Conseils pratiques pour les patients
Sur la base de ces résultats, les patients atteints de SEP devraient considérer les éléments suivants lors des discussions avec leur neurologue :
- Discutez des niveaux d'efficacité : Interrogez votre médecin sur l'efficacité relative des options, pas seulement sur leurs effets secondaires
- Considérez votre activité maladie
- Pensez à long terme : Les critères d'évaluation du handicap sur plusieurs années importent plus que la seule réduction à court terme des poussées
- Réévaluez régulièrement la réponse au traitement
- Équilibrez bénéfices et risques : Prenez en compte la surveillance requise, le mode d'administration et les effets secondaires potentiels
- Participez aux registres
Les décisions de traitement doivent être personnalisées selon vos caractéristiques maladie spécifiques, mode de vie, préférences et tolérance au risque.
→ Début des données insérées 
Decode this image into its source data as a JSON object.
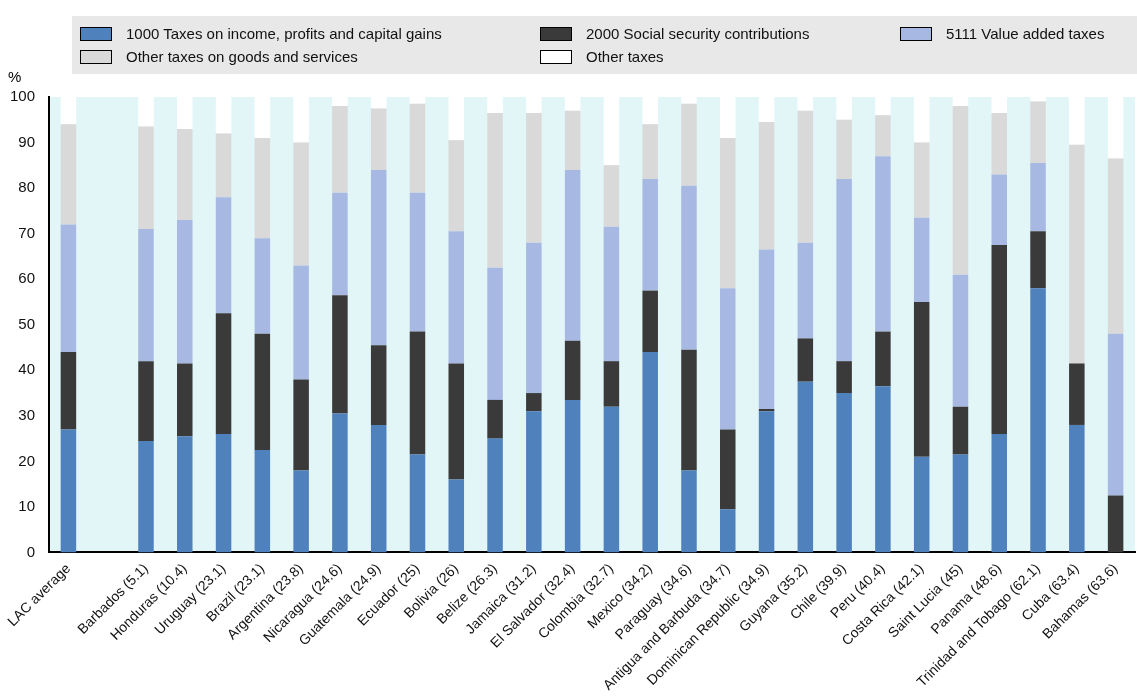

Cette étude fournit des preuves précieuses sur l'efficacité comparative, mais les réponses individuelles peuvent varier.
Informations sur la source
Titre original de l'article : Effectiveness of multiple disease-modifying therapies in relapsing-remitting multiple sclerosis: causal inference to emulate a multiarm randomised trial
Auteurs : Ibrahima Diouf, Charles B Malpas, Sifat Sharmin, Izanne Roos, Dana Horakova, Eva Kubala Havrdova, Francesco Patti, Vahid Shaygannejad, Serkan Ozakbas, Sara Eichau, Marco Onofrj, Alessandra Lugaresi, Raed Alroughani, Alexandre Prat, Pierre Duquette, Murat Terzi, Cavit Boz, Francois Grand'Maison, Patrizia Sola, Diana Ferraro, Pierre Grammond, Bassem Yamout, Ayse Altintas, Oliver Gerlach, Jeannette Lechner-Scott, Roberto Bergamaschi, Rana Karabudak, Gerardo Iuliano, Christopher McGuigan, Elisabetta Cartechini, Stella Hughes, Maria Jose Sa, Claudio Solaro, Ludwig Kappos, Suzanne Hodgkinson, Mark Slee, Franco Granella, Koen de Gans, Pamela A McCombe, Radek Ampapa, Anneke van der Walt, Helmut Butzkueven, José Luis Sánchez-Menoyo, Steve Vucic, Guy Laureys, Youssef Sidhom, Riadh Gouider, Tamara Castillo-Trivino, Orla Gray, Eduardo Aguera-Morales, Abdullah Al-Asmi, Cameron Shaw, Talal M Al-Harbi, Tunde Csepany, Angel P Sempere, Irene Treviño Frenk, Elizabeth A Stuart, Tomas Kalincik
Publication : Journal of Neurology, Neurosurgery & Psychiatry, 2023;94:1004-1011
Note : Cet article destiné aux patients s'appuie sur une recherche évaluée par des pairs analysant les données de 23 236 patients issus de 35 pays, suivis pendant une durée allant jusqu'à 5 ans.